Many important fixes for RTS/DB and the language in general!

Added

  • Bash completion is now part of the Debian packages & brew formula

Changed

  • actondb now uses a default value for gossip port of RPC port +1 [#913]
    • The gossip protocol only propagates the RPC port & parts of the
      implementation has a hard-coded assumption that the gossip port has a +1
      offset
    • In order to avoid configuration errors, the default gossip port is now RPC
      port + 1 and if another gossip port is explicitly configured, an error log
      message is emitted on startup.
    • While this is marked as a change, it could really be considered a fix as any
      other configuration of the system was invalid anyway.

Fixed

  • Fixed include path for M1
    • /opt/homebrew/include added to header include path [#892]
    • Actually fixes builds on M1!
    • This has "worked" because the only M2 where Acton was tested also had header
      files in /usr/local/include but on a fresh install it errored out.
  • Fix up-to-date check in compiler for imported modules from stdlib [#890]
  • Fix seed arg parsing in actondb that lead to "Illegal instruction" error
  • Fix nested dicts definitions [#869]
    • Now possible to directly define nested dicts
  • Avoid inconsistent view between RTS & DB in certain situations [#788]
    • If an RTS node was stopped & quickly rejoins or if a transient partition
      happens and the gossip round does not complete before the partition heals.
    • We now wait for gossip round to complete.
    • This ensures that local actor placement doesn't fail during such events.
  • Fix handling of missed timer events [#907]
    • Circumstances such as suspending the Acton RTS or resuming a system from the
      database could lead to negative timeout, i.e. sleep for less than 0 seconds.
    • The libuv timeout argument is an uint64 and feeding in a negative signed
      integer results in a value like 18446744073709550271, which roughly meant
      sleeping for 584 million years, i.e. effectively blocking the RTS timerQ.
    • It's now fixed by treating negative timeouts as 0, so we immediately wake up
      to handle the event, however late we might be.
  • Timer events now wake up WT threads after system resumption [#907]
    • Worker Threads (WT) are created in NoExist state and should transition
      into Idle once initiated, however that was missing leading to a deadlock.
    • This was masked as in most cases, a WT and will transition into Working
      once they've carried out some work and then back into Idle
    • wake_wt function, which is called to wake up a WT after a timer event is
      triggered, wakes up threads that are currently in Idle state, if they are
      in NoExist, it will do nothing.
    • If there is no work, such as the case after system resumption from the DB,
      WTs will stay in the NoExist state and then wake_wt will do nothing, so
      the system is blocked.
    • WT now properly transition into Idle.
  • Only communicate with live DB nodes from RTS DB client [#910] [#916]
    • When the RTS communicates with the DB nodes, we've broadcast messages to all
      servers we know about.

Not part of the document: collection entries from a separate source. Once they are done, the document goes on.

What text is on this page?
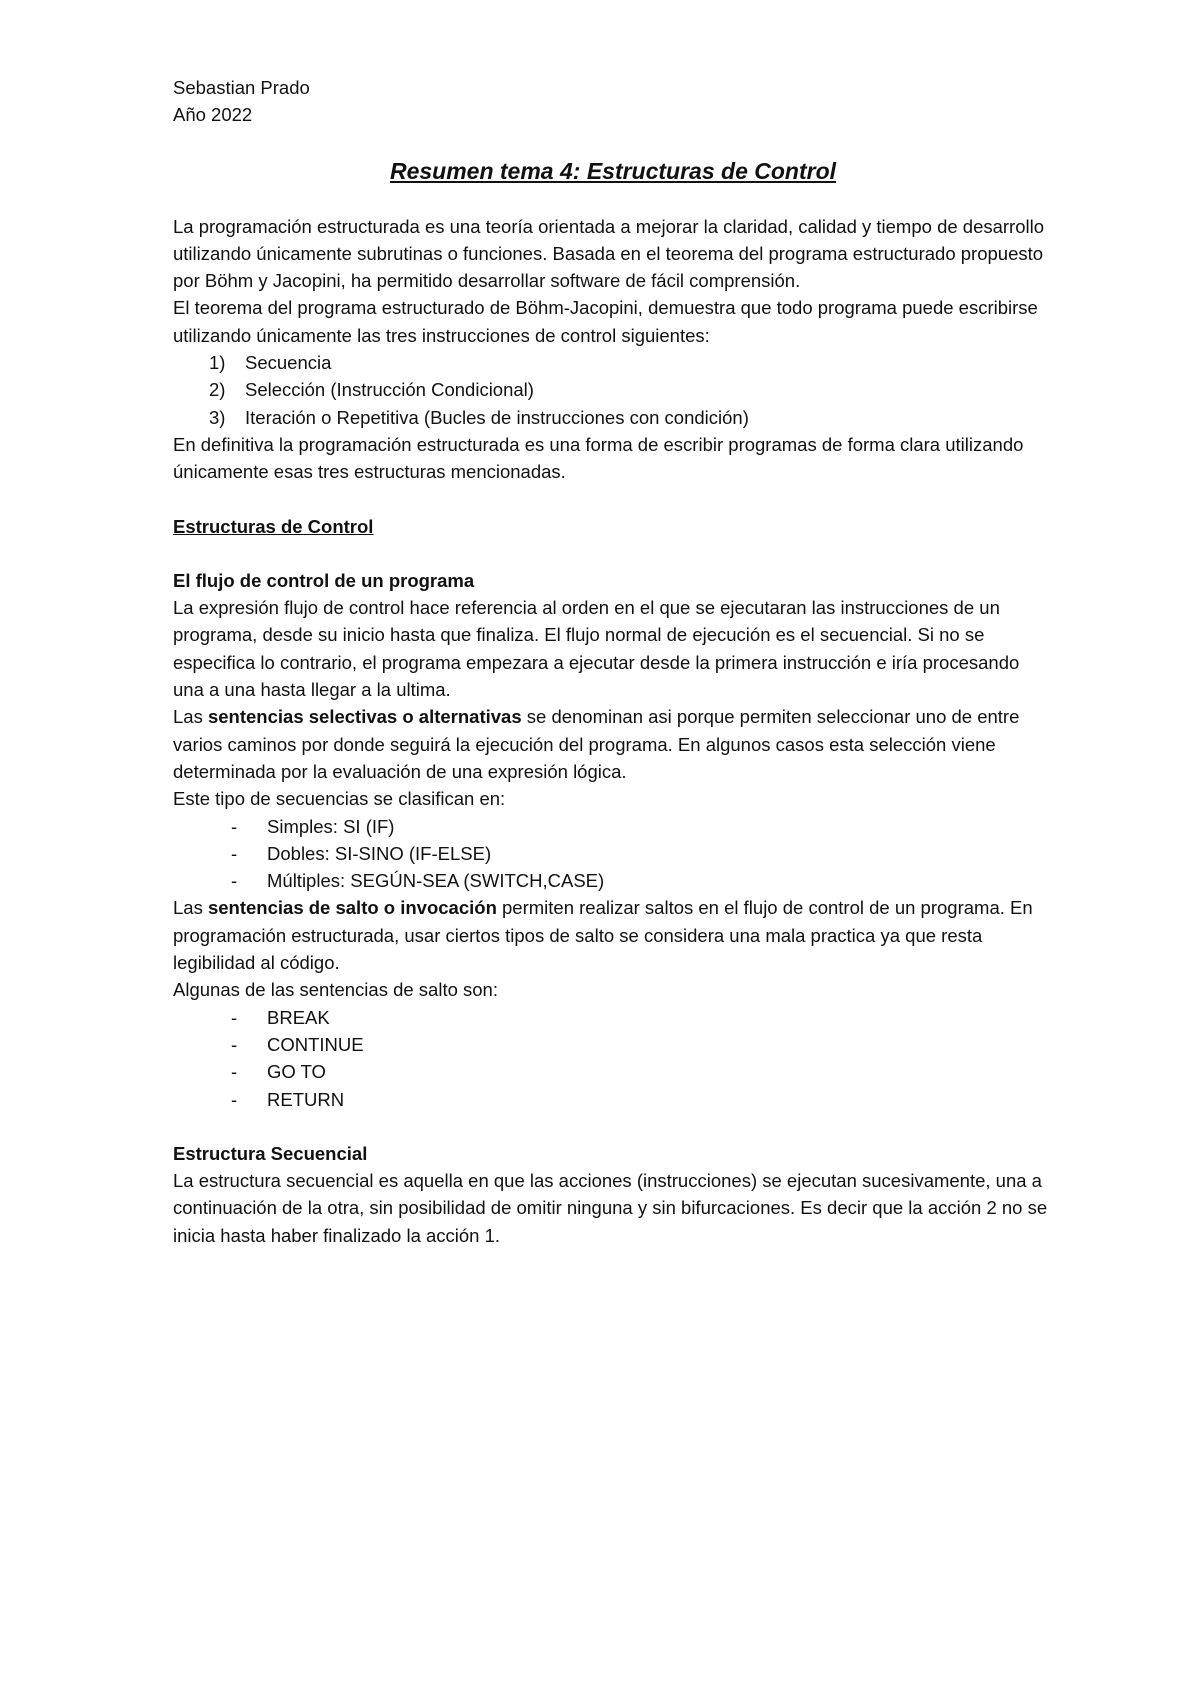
Sebastian Prado
Año 2022
Resumen tema 4: Estructuras de Control

La programación estructurada es una teoría orientada a mejorar la claridad, calidad y tiempo de desarrollo utilizando únicamente subrutinas o funciones. Basada en el teorema del programa estructurado propuesto por Böhm y Jacopini, ha permitido desarrollar software de fácil comprensión.

El teorema del programa estructurado de Böhm-Jacopini, demuestra que todo programa puede escribirse utilizando únicamente las tres instrucciones de control siguientes:

1) Secuencia
2) Selección (Instrucción Condicional)
3) Iteración o Repetitiva (Bucles de instrucciones con condición)

En definitiva la programación estructurada es una forma de escribir programas de forma clara utilizando únicamente esas tres estructuras mencionadas.

Estructuras de Control
El flujo de control de un programa

La expresión flujo de control hace referencia al orden en el que se ejecutaran las instrucciones de un programa, desde su inicio hasta que finaliza. El flujo normal de ejecución es el secuencial. Si no se especifica lo contrario, el programa empezara a ejecutar desde la primera instrucción e iría procesando una a una hasta llegar a la ultima.

Las sentencias selectivas o alternativas se denominan asi porque permiten seleccionar uno de entre varios caminos por donde seguirá la ejecución del programa. En algunos casos esta selección viene determinada por la evaluación de una expresión lógica.

Este tipo de secuencias se clasifican en:

- Simples: SI (IF)
- Dobles: SI-SINO (IF-ELSE)
- Múltiples: SEGÚN-SEA (SWITCH,CASE)

Las sentencias de salto o invocación permiten realizar saltos en el flujo de control de un programa. En programación estructurada, usar ciertos tipos de salto se considera una mala practica ya que resta legibilidad al código.

Algunas de las sentencias de salto son:

- BREAK
- CONTINUE
- GO TO
- RETURN
Estructura Secuencial

La estructura secuencial es aquella en que las acciones (instrucciones) se ejecutan sucesivamente, una a continuación de la otra, sin posibilidad de omitir ninguna y sin bifurcaciones. Es decir que la acción 2 no se inicia hasta haber finalizado la acción 1.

If they are down, they've had their socket fd set to
      0 to signal that the server is down. However, fd=0 is not invalid, it is
      stdin, so we ended up sending data to stdin creating lots of garbage output
      on the terminal.
    • fd -1 is used to signal an invalid fd, which prevents similar mistakes.
    • The DB node status is inspected and messages are only sent to live servers.
  • Avoid segfault on resuming TCP listener & TCP listener connection [#922]
    • Invalidate fds on actor resumption [#917]
  • Remove remaining ending new lines from RTS log messages [#926]
  • Remove ending new lines from DB log messages [#932]

Testing / CI

  • Rewritten RTS / DB tests [#925] [#929]
    • More robust event handling, directly reacting when something happens, for
      example if a DB server segfaults or we see unexpected output we can abort
      the test
    • Now has much better combined output of DB & app output for simple
      correlation during failures
    • Test orchestrator now written in Acton (previously Python), at least async
      IO callback style is better supported to directly react to events...